Władze powiatu i miasta uzasadniają plany sprzedaży Term Warmińskich tym, że samorządy nie są powołane do prowadzenia przedsięwzięć komercyjnych. Przypominają, że wzięły „na siebie” tę inwestycję, bo nie udało się jej zrealizować w modelu partnerstwa publiczno-prywatnego. Podkreślają, że własnością samorządów nadal pozostanie działka z odwiertem, czyli ujęciem wód termalnych o właściwościach leczniczych. Jest to istotne, ponieważ miasto rozbudowuje infrastrukturę uzdrowiskową i dąży do uzyskania statusu uzdrowiska.

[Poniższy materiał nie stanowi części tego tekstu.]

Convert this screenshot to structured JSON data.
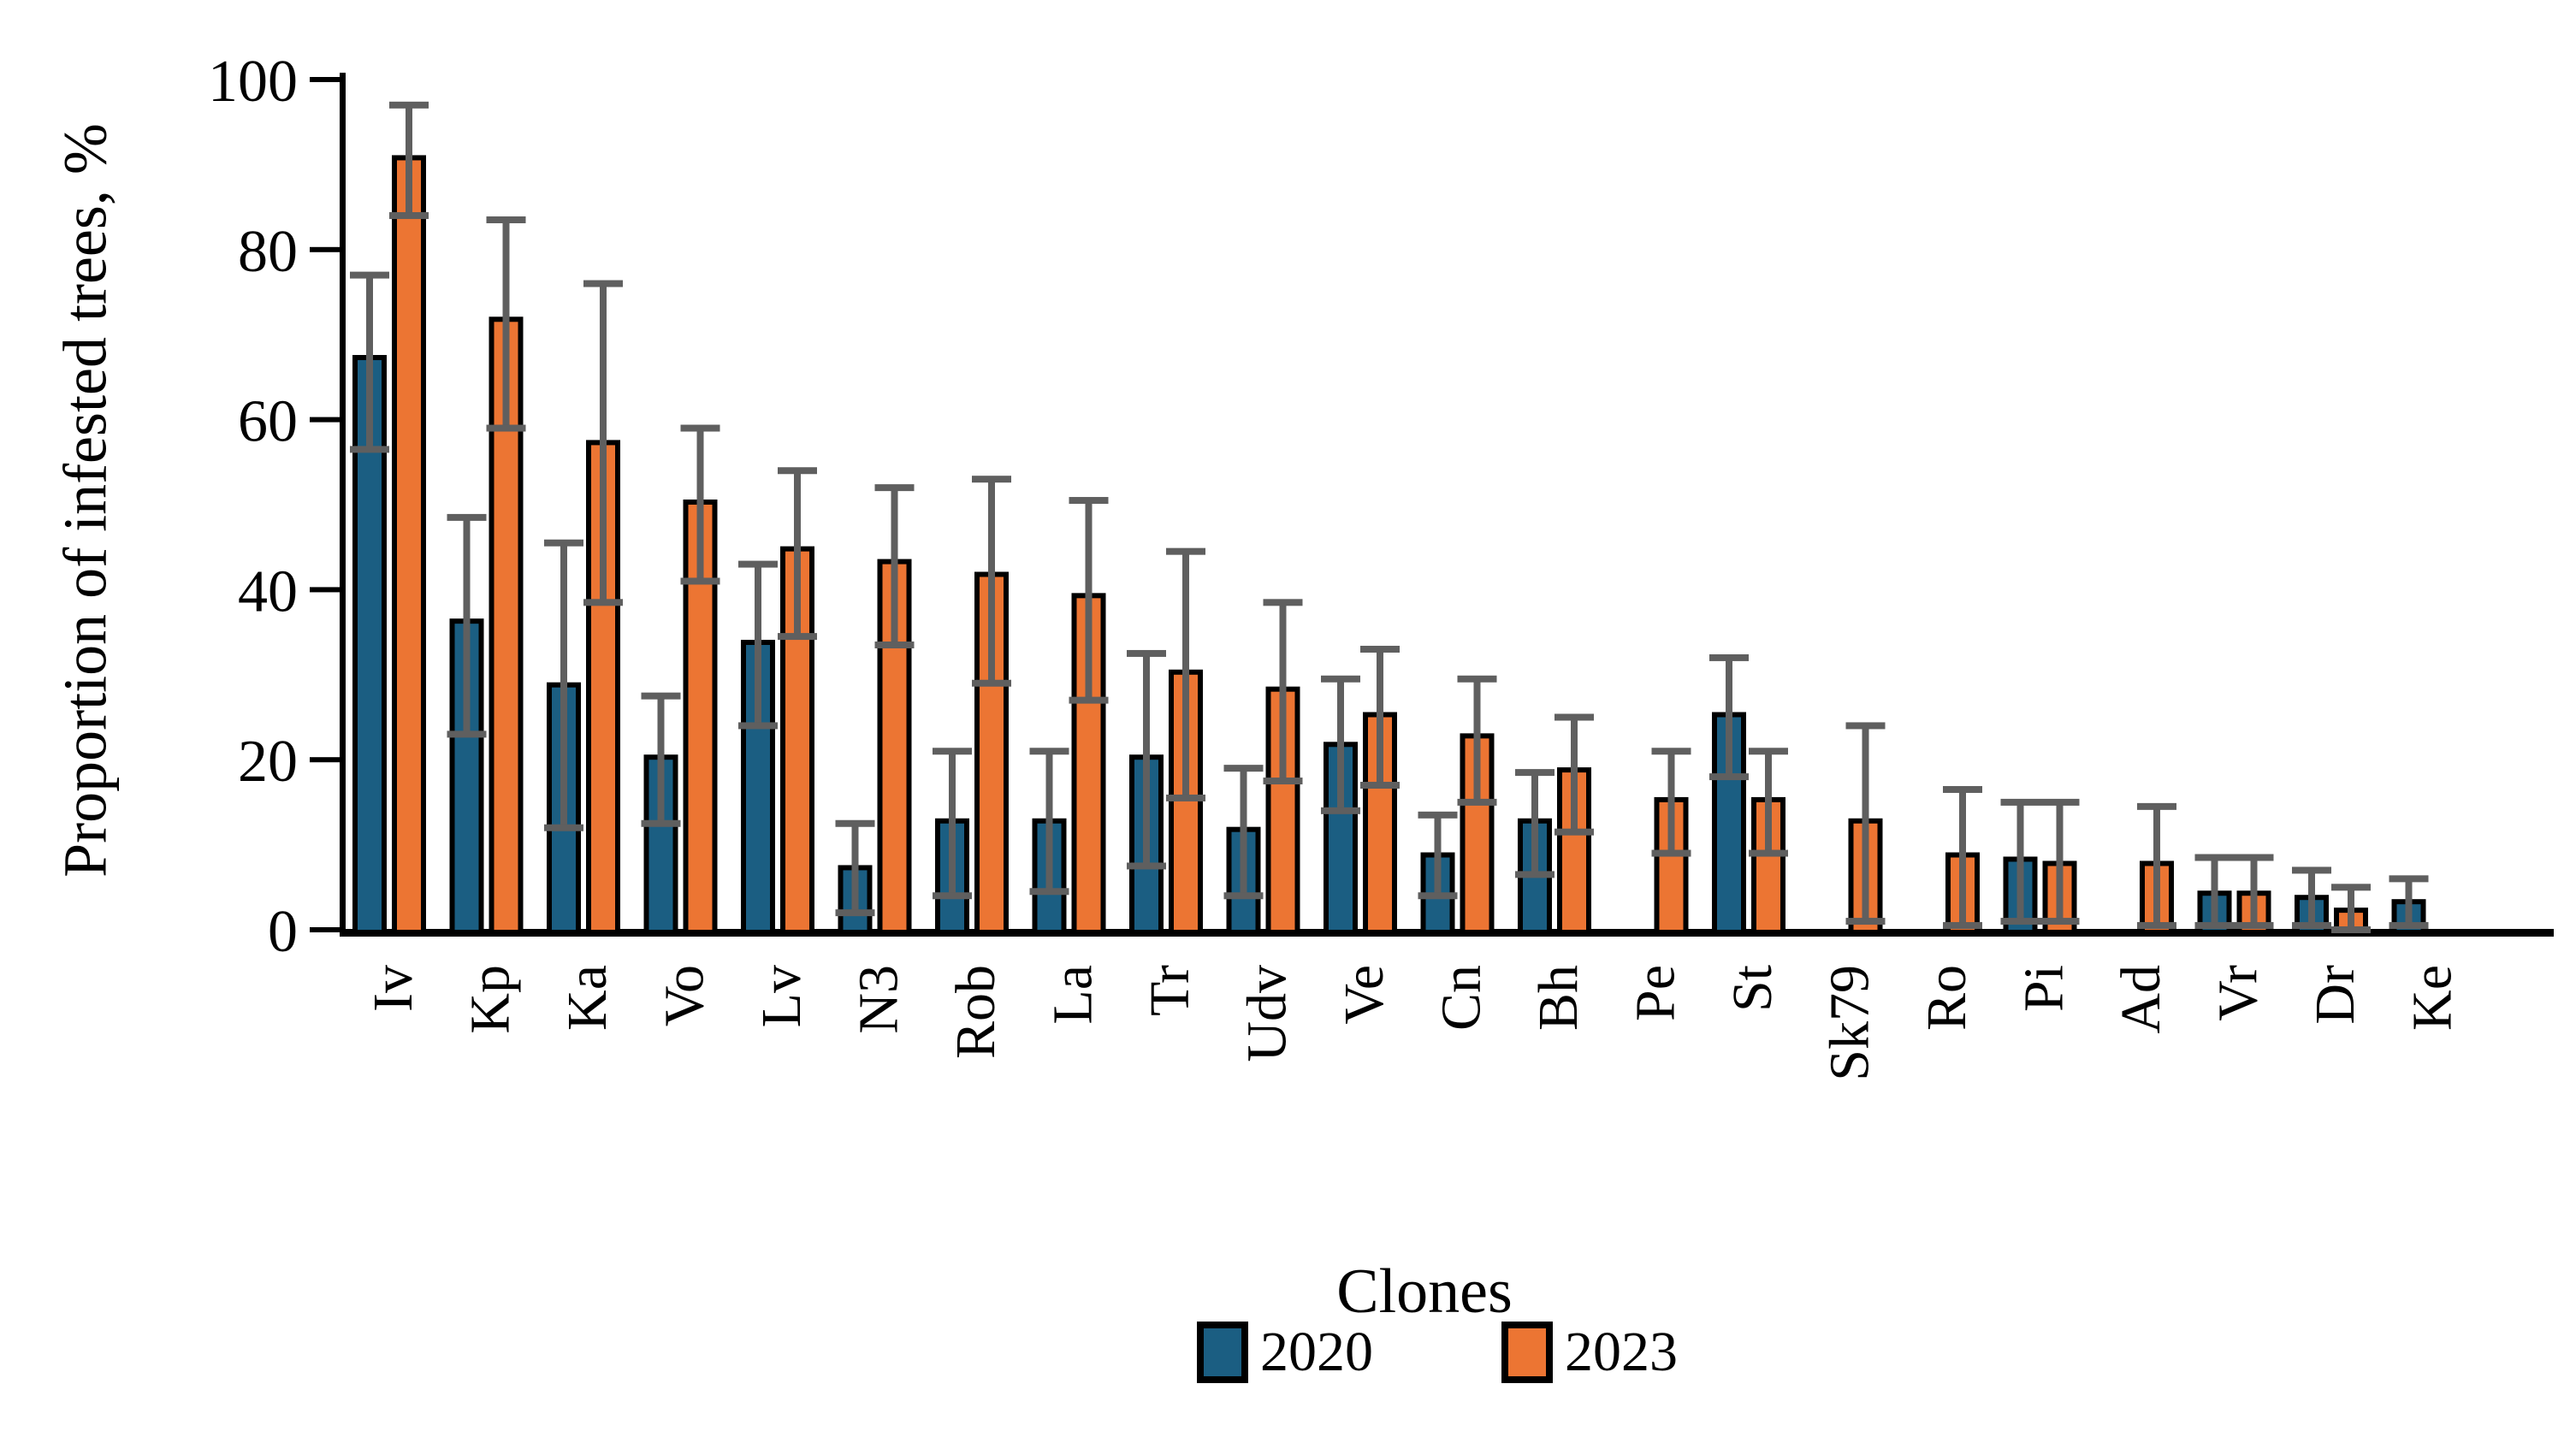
{
  "y_axis_title": "Proportion of infested trees, %",
  "x_axis_title": "Clones",
  "legend": {
    "items": [
      {
        "label": "2020",
        "color": "#1B5E82"
      },
      {
        "label": "2023",
        "color": "#EC7533"
      }
    ]
  },
  "colors": {
    "series_2020": "#1B5E82",
    "series_2023": "#EC7533",
    "error_bar": "#5F5F5F",
    "bar_outline": "#000000",
    "axis": "#000000"
  },
  "chart_data": {
    "type": "bar",
    "title": "",
    "xlabel": "Clones",
    "ylabel": "Proportion of infested trees, %",
    "ylim": [
      0,
      100
    ],
    "yticks": [
      0,
      20,
      40,
      60,
      80,
      100
    ],
    "grid": false,
    "legend_position": "bottom",
    "error_bars": true,
    "categories": [
      "Iv",
      "Kp",
      "Ka",
      "Vo",
      "Lv",
      "N3",
      "Rob",
      "La",
      "Tr",
      "Udv",
      "Ve",
      "Cn",
      "Bh",
      "Pe",
      "St",
      "Sk79",
      "Ro",
      "Pi",
      "Ad",
      "Vr",
      "Dr",
      "Ke"
    ],
    "series": [
      {
        "name": "2020",
        "color": "#1B5E82",
        "values": [
          67,
          36,
          28.5,
          20,
          33.5,
          7,
          12.5,
          12.5,
          20,
          11.5,
          21.5,
          8.5,
          12.5,
          null,
          25,
          null,
          null,
          8,
          null,
          4,
          3.5,
          3
        ],
        "err_low": [
          56.5,
          23,
          12,
          12.5,
          24,
          2,
          4,
          4.5,
          7.5,
          4,
          14,
          4,
          6.5,
          null,
          18,
          null,
          null,
          1,
          null,
          0.5,
          0.5,
          0.5
        ],
        "err_high": [
          77,
          48.5,
          45.5,
          27.5,
          43,
          12.5,
          21,
          21,
          32.5,
          19,
          29.5,
          13.5,
          18.5,
          null,
          32,
          null,
          null,
          15,
          null,
          8.5,
          7,
          6
        ]
      },
      {
        "name": "2023",
        "color": "#EC7533",
        "values": [
          90.5,
          71.5,
          57,
          50,
          44.5,
          43,
          41.5,
          39,
          30,
          28,
          25,
          22.5,
          18.5,
          15,
          15,
          12.5,
          8.5,
          7.5,
          7.5,
          4,
          2,
          null
        ],
        "err_low": [
          84,
          59,
          38.5,
          41,
          34.5,
          33.5,
          29,
          27,
          15.5,
          17.5,
          17,
          15,
          11.5,
          9,
          9,
          1,
          0.5,
          1,
          0.5,
          0.5,
          0,
          null
        ],
        "err_high": [
          97,
          83.5,
          76,
          59,
          54,
          52,
          53,
          50.5,
          44.5,
          38.5,
          33,
          29.5,
          25,
          21,
          21,
          24,
          16.5,
          15,
          14.5,
          8.5,
          5,
          null
        ]
      }
    ]
  }
}
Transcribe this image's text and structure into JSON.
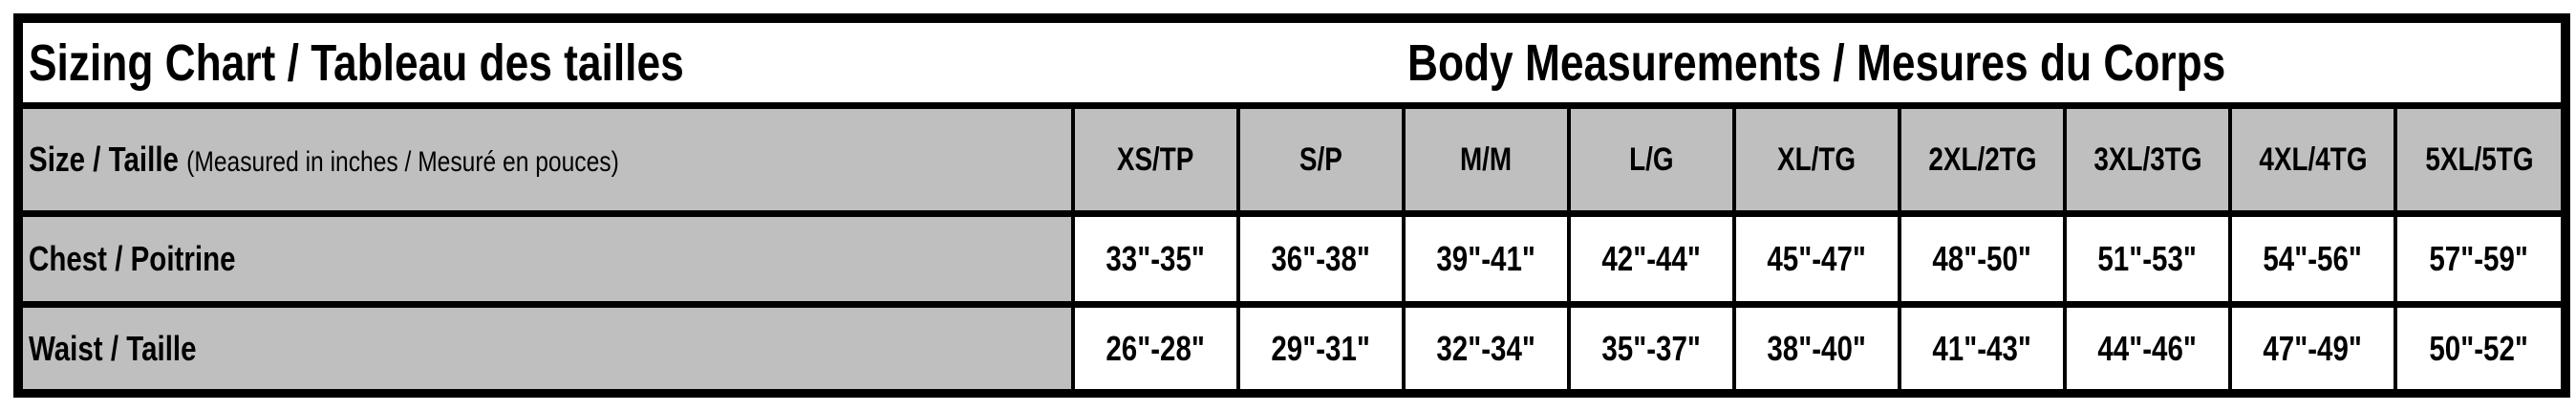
{
  "title": "Sizing Chart / Tableau des tailles",
  "section_title": "Body Measurements / Mesures du Corps",
  "size_row": {
    "label": "Size / Taille",
    "note": "(Measured in inches / Mesuré en pouces)"
  },
  "sizes": [
    "XS/TP",
    "S/P",
    "M/M",
    "L/G",
    "XL/TG",
    "2XL/2TG",
    "3XL/3TG",
    "4XL/4TG",
    "5XL/5TG"
  ],
  "rows": [
    {
      "label": "Chest / Poitrine",
      "values": [
        "33\"-35\"",
        "36\"-38\"",
        "39\"-41\"",
        "42\"-44\"",
        "45\"-47\"",
        "48\"-50\"",
        "51\"-53\"",
        "54\"-56\"",
        "57\"-59\""
      ]
    },
    {
      "label": "Waist / Taille",
      "values": [
        "26\"-28\"",
        "29\"-31\"",
        "32\"-34\"",
        "35\"-37\"",
        "38\"-40\"",
        "41\"-43\"",
        "44\"-46\"",
        "47\"-49\"",
        "50\"-52\""
      ]
    }
  ],
  "colors": {
    "header_bg": "#bfbfbf",
    "border": "#000000",
    "cell_bg": "#ffffff"
  }
}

Koszt zaprojektowania i wybudowania term wyniósł 89,6 mln zł, z czego 21,8 mln zł stanowił wkład powiatu i gminy, a resztę – dotacja unijna. Lidzbarskie samorządy deklarują, że dochody uzyskane ze sprzedaży przeznaczą m.in. na inwestycje.
Zakończył się 5-letni tzw. okres trwałości projektu, dzięki czemu sprzedaż Term stała się możliwa. Termy Warmińskie to kompleks basenów wykorzystujących wody typu chlorkowo-sodowego oraz jedna z największych w regionie samorządowych inwestycji dofinansowanych z UE. Jednakże, od początku wzbudzały kontrowersje, ponieważ woda zasilająca baseny ma temperaturę 20,7 st. C i wymaga podgrzewania. Z tego powodu niemiecki „Der Spiegel” umieścił „zimne Termy” na liście „euroabsurdów”.
Sprawę powstania lidzbarskich Term badała Prokuratura Rejonowa w Białymstoku po złożeniu zawiadomienia przez ówczesną poseł Lidię Staroń. Trwające blisko 1,5 roku śledztwo umorzono pod koniec 2014 r., wobec braku znamion czynu zabronionego.